Here’s the other thing: with what I was charging before, I was very busy, but so busy that I couldn’t do things the way I wanted to do them. I’m a creative shooter and I missed having time to plan, find props, scout new locations, all the stuff I used to do. This is what keeps me challenged and creative. But I can’t do that at what I was charging. And the process was shorting me cash in the end. I do the same amount of work for each person and need to ensure that I’m getting paid for it each time.
Another thing: I have a very good feeling that weddings and boudoir will be taking over next year. That will leave less time for other sessions. I want to make sure I’m marketing to the people who are so into my work that they are willing to pay for it. I want to fill my year with awesomesauce.

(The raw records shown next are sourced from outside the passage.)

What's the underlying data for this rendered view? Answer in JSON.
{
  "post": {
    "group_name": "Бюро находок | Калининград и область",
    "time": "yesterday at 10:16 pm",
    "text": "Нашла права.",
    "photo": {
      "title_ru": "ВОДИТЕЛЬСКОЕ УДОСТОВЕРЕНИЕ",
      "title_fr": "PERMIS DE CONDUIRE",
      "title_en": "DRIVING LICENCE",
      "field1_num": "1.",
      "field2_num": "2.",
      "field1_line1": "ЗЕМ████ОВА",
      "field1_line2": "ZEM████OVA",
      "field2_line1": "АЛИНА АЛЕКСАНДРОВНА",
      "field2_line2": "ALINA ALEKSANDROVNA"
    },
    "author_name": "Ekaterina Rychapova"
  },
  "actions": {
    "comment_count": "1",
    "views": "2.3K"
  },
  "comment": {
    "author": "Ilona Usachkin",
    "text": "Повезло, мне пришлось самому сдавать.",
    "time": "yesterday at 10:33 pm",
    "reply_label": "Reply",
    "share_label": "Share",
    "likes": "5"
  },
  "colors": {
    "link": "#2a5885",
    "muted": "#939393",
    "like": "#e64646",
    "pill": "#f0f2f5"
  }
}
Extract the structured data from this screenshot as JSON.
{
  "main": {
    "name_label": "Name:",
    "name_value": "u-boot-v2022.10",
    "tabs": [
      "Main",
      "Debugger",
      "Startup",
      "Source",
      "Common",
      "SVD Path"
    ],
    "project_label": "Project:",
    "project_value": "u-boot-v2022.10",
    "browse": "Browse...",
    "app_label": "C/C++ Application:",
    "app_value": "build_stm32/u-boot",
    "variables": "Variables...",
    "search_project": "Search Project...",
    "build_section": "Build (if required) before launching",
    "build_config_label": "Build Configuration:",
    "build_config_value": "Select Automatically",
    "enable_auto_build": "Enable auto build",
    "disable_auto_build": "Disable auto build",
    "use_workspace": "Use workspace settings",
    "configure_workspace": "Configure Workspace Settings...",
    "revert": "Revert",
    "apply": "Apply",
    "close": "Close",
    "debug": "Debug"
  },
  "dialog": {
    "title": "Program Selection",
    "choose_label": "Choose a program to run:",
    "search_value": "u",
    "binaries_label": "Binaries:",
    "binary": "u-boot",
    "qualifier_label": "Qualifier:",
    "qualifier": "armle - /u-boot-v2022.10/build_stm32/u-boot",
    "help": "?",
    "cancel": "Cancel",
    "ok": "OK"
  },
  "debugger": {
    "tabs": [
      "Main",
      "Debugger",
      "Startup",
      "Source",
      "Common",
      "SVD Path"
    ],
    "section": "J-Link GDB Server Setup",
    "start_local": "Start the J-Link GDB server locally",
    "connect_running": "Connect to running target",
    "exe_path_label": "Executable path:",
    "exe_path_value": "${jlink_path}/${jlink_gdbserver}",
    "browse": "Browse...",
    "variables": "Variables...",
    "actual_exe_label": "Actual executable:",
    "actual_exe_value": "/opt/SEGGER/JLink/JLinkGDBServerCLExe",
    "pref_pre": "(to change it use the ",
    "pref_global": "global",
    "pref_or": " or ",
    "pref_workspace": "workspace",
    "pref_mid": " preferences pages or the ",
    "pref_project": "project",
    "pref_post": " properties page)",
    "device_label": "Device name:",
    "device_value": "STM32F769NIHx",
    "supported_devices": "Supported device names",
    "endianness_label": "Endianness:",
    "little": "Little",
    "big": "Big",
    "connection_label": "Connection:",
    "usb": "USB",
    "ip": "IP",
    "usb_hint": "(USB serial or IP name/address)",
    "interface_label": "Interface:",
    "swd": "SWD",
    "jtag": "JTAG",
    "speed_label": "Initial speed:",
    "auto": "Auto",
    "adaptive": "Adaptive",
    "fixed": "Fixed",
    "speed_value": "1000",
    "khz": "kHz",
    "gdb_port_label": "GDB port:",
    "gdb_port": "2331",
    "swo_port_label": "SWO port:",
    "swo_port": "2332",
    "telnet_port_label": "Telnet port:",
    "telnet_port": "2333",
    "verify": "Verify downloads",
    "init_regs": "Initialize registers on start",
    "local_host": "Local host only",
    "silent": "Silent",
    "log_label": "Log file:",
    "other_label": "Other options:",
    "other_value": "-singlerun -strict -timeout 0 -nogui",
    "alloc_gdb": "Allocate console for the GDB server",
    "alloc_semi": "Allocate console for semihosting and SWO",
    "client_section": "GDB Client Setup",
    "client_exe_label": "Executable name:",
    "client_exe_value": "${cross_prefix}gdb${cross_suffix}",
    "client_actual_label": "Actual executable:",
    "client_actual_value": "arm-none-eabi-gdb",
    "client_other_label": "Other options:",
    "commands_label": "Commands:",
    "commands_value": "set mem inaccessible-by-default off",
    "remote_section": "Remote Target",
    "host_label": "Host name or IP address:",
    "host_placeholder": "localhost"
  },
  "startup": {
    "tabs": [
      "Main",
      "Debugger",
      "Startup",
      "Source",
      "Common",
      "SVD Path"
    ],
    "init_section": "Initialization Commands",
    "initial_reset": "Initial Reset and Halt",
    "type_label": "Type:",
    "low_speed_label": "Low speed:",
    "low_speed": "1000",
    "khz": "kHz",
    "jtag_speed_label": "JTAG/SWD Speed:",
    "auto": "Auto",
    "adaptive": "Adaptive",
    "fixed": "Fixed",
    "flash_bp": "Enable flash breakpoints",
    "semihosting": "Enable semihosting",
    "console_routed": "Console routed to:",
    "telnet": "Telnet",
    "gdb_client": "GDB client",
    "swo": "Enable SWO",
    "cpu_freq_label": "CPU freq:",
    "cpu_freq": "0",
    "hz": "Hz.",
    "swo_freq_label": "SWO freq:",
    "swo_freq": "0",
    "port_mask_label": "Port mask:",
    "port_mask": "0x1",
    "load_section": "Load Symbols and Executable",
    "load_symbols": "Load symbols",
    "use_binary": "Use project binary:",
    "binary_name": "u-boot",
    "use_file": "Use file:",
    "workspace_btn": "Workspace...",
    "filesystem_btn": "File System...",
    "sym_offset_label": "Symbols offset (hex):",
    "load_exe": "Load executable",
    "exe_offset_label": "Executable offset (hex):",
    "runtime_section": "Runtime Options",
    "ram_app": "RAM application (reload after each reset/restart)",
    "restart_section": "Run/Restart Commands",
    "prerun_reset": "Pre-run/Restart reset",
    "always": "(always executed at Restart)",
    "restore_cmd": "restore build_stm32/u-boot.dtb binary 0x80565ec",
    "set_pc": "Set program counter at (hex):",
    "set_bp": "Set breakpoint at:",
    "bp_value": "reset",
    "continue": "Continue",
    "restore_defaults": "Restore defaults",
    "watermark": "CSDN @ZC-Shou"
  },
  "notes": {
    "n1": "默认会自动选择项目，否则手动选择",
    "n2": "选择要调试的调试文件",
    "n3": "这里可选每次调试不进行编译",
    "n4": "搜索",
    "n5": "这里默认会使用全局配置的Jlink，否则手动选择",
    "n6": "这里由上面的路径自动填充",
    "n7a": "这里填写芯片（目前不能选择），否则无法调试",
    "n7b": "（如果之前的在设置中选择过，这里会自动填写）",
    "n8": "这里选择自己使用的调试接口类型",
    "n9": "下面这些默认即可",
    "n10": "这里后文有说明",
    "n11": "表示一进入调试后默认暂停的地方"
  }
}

And yet, I agonized over posting the new pricing. Oh, I did it. And I have these moments of sheet panic. The voices say, “Who do you think you are?”
“You will be laughed out of Ottawa, Kansas”
“You will lose loyal clients that cannot afford you now”
“You are not ready to play with the big boys”
And those voices are not legitimate. There are issues with each of those statements. I’m not new to this rodeo. I’ve been an artist of some sort or another for over 20 years. I can’t believe I’m even old enough to say that, but it’s true. I’m 37 years old and drive a 93 Chevy Astro van, not because I think it’s retro and cool, but because I can’t even afford a car payment at this time. I work my ass off and I show up to shoots in a vehicle that I can’t even roll the windows down.
I need health insurance. I need to provide for my 4 humans. At least 3 of them need braces. And they keep growing out of shoes and jeans. Plus, they eat too much.
I’m not only a good photographer, but I am an artist. I offer something really special. Why do I continually try to minimize that? Why does everyone else seem to believe I’m worth it, except me? Maybe because I’m still finding extraordinary talent out there in my field and think, “I am definitely not THAT good. Therefore, I cannot charge more for my work.” Bollocks.
This has to stop. There will always be somebody better and what’s more important is that it’s not even about that.
Awhile back I said I would take ownership of my life, speak things into existence and make the very most of the time that I have here. This is just one step in that journey. I am worth every penny.